Dziękuję i za Twój głos. Jestem gotowa zrezygnować z macierzyństwa gdy mój Partner nie będzie zdecydowany. Pragnę mieć z nim dziecko, marzę o tym aby być mamą ale Jego kocham bardziej jak siebie. Nie przedłożę swojego szczęścia ponad Niego. Chcę żebyśmy RAZEM byli szczęśliwi.
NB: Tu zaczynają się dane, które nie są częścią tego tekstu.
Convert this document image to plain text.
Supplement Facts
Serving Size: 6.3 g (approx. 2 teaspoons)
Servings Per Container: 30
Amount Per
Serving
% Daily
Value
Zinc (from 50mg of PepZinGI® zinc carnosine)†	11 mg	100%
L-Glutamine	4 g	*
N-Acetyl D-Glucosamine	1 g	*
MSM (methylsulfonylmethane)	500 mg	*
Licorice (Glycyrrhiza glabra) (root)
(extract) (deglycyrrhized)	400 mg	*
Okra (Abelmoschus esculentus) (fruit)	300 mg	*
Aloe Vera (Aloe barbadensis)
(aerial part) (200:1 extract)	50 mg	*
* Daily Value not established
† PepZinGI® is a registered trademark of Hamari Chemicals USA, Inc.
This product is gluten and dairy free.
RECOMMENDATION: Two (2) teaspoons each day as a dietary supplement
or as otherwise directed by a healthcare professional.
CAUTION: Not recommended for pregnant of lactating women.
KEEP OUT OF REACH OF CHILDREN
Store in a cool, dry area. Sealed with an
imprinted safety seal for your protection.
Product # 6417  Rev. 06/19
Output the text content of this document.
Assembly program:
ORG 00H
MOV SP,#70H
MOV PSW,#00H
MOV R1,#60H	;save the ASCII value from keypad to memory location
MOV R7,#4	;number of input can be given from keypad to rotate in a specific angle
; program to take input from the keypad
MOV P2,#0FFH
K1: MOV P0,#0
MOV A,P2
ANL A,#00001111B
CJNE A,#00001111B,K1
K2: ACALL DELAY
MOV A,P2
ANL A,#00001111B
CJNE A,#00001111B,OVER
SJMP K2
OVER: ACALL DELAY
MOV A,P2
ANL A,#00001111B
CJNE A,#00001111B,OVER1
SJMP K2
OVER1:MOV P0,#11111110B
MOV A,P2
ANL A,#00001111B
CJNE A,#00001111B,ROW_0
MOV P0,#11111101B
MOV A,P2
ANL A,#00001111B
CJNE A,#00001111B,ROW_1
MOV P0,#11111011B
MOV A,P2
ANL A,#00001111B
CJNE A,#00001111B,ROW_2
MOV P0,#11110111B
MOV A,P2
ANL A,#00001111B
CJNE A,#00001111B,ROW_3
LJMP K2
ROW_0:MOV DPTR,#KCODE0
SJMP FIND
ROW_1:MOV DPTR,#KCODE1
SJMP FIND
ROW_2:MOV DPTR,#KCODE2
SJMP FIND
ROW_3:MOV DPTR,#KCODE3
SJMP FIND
Wiem że czasu nie cofnę a ten co nam pozostał aby zajść w ciążę...I mój wiek i Jego wiek..no cóż...
Wiem że nie mogę powiedzieć "jakoś to będzie". Wiem też że moja upadłość jest dużym problemem ale też nie może być moją karą. Nie wiem co powie Partner. Od kilku dni oswaja się z tematem dziecka który w końcu wybrzmiał. Nie wiedzieliśmy się przez ten czas. Musiałam wyjechać na parę dni. Jak wrócę już po weekendzie czeka nas rozmowa. Wiem też że zrobi dla mnie wszystko, ale do głowy nigdy mi nie przyszło to wykorzystywać dla swojego dobra. Na pewno oboje wyłożymy na stół swoje obawy.

Bardzo trzymam za Was kciuki, jeśli będziecie w tym razem na 100% i oboje będziecie czuć się z tą decyzją dobrze to macie ogromną szansę na szczęśliwe zakończenie
 
reklama
Dziękuję i za Twój głos. Jestem gotowa zrezygnować z macierzyństwa gdy mój Partner nie będzie zdecydowany. Pragnę mieć z nim dziecko, marzę o tym aby być mamą ale Jego kocham bardziej jak siebie. Nie przedłożę swojego szczęścia ponad Niego.
Nie brzmi to zdrowo. Nie przedkładaj nikogo i niczego ponad własne szczęście, bo to się skończy frustracją i w końcu Ci się uleje. Abstrahuję nawet od kwestii dziecka.